AI Article Synopsis
- Rosai-Dorfman-Destombes disease (RDD) is a rare disorder that primarily affects lymph nodes and can also impact other tissues, including the kidneys, with poor prognosis in renal cases.
- A 67-year-old male with asymptomatic renal RDD was diagnosed after imaging studies like ultrasound and contrast-enhanced ultrasound (CEUS) showed abnormal lesions, and subsequent surgical removal of a mass confirmed the condition.
- This case highlights the potential for CEUS in diagnosing renal RDD and suggests specific imaging features, such as bilateral lesions resembling a "hairy kidney."
Article Abstract
Background: Rosai-Dorfman-Destombes disease (RDD) is a rare histioproliferative disease with unknown etiology. It commonly occurs in lymph nodes and can affect extra-nodal tissues and organs. Renal RDD is extremely rare, only a few cases have been reported, and its clinical symptoms and imaging findings are non-specific. To date, no literature has summarized its imaging manifestations in a large number of cases. Due to the involvement of different tissues and organs, there is no standard treatment for RDD. It has been reported that RDD patients with kidney involvement have a poor prognosis. Thus, understanding of renal RDD need to be extended.

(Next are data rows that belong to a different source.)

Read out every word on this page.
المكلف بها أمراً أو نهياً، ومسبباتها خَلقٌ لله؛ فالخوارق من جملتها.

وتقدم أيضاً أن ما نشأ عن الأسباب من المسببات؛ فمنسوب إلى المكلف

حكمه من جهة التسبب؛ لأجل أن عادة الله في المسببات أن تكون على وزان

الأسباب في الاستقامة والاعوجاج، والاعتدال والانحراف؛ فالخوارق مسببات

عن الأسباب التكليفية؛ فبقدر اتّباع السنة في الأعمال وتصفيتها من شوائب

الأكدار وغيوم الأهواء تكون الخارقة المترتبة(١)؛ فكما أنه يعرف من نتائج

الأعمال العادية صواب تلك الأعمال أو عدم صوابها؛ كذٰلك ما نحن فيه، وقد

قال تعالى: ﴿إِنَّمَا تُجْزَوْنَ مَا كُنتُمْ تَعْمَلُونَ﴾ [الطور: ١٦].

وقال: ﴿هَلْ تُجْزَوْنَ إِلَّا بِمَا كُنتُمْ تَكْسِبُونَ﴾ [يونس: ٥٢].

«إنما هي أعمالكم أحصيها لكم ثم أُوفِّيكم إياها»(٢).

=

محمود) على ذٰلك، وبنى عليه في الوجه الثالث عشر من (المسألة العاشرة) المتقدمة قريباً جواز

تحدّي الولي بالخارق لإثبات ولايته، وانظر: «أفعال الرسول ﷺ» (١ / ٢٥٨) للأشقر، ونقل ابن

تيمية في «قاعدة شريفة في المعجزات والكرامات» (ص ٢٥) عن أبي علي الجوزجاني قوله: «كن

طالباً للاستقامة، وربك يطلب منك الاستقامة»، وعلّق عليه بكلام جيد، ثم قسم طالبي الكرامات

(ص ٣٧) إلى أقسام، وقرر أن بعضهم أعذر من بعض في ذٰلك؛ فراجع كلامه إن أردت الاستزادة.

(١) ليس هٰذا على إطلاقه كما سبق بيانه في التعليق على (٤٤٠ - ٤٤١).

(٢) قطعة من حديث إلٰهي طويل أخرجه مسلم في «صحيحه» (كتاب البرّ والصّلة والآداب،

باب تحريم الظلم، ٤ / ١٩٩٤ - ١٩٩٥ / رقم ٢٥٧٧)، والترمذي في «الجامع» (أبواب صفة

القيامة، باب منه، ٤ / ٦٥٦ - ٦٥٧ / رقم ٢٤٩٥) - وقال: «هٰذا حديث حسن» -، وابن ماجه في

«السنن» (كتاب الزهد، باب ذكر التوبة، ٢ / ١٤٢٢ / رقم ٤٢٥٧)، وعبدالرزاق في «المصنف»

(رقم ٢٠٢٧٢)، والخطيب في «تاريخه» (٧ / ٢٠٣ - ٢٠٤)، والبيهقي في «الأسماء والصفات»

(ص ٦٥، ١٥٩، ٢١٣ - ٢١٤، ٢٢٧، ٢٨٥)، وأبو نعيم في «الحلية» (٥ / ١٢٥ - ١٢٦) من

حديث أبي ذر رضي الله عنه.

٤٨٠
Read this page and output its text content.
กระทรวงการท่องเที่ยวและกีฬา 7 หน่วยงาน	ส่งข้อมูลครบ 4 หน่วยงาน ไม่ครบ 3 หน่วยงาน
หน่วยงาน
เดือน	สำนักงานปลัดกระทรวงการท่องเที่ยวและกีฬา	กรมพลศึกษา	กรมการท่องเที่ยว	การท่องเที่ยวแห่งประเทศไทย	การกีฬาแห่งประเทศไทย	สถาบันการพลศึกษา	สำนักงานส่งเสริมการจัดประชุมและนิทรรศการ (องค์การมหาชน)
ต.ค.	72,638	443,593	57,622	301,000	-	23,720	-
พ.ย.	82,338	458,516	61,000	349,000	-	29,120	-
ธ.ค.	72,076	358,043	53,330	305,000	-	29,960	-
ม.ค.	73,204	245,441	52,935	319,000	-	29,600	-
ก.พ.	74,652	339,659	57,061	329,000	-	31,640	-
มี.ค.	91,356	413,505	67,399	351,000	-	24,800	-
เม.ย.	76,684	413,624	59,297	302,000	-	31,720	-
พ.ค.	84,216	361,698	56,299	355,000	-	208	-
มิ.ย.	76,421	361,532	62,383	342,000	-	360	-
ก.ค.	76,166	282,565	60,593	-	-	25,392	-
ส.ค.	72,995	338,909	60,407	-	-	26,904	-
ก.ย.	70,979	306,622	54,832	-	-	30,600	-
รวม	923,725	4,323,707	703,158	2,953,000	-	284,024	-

Case Description: We present a rare case of renal RDD in an asymptomatic 67-year-old male. The results of an ultrasound examination indicated that both kidneys were surrounded by hypoechoic soft tissue lesions, and there was a huge mass in the left kidney, which had a clear boundary with the renal capsule. The results of contrast-enhanced ultrasound (CEUS) showed hypo-enhancement in the bilateral perinephric lesions and mass. However, the computed tomography urography (CTU) findings revealed no obvious enhancement. The patient then underwent a series of laboratory tests, but no relevant information was found. To make a clear diagnosis, the urologist then removed the left perirenal mass and some perirenal tissues, and the patient was finally pathologically diagnosed with extra-nodal RDD. The patient remains asymptomatic, and no treatment has been administered to date.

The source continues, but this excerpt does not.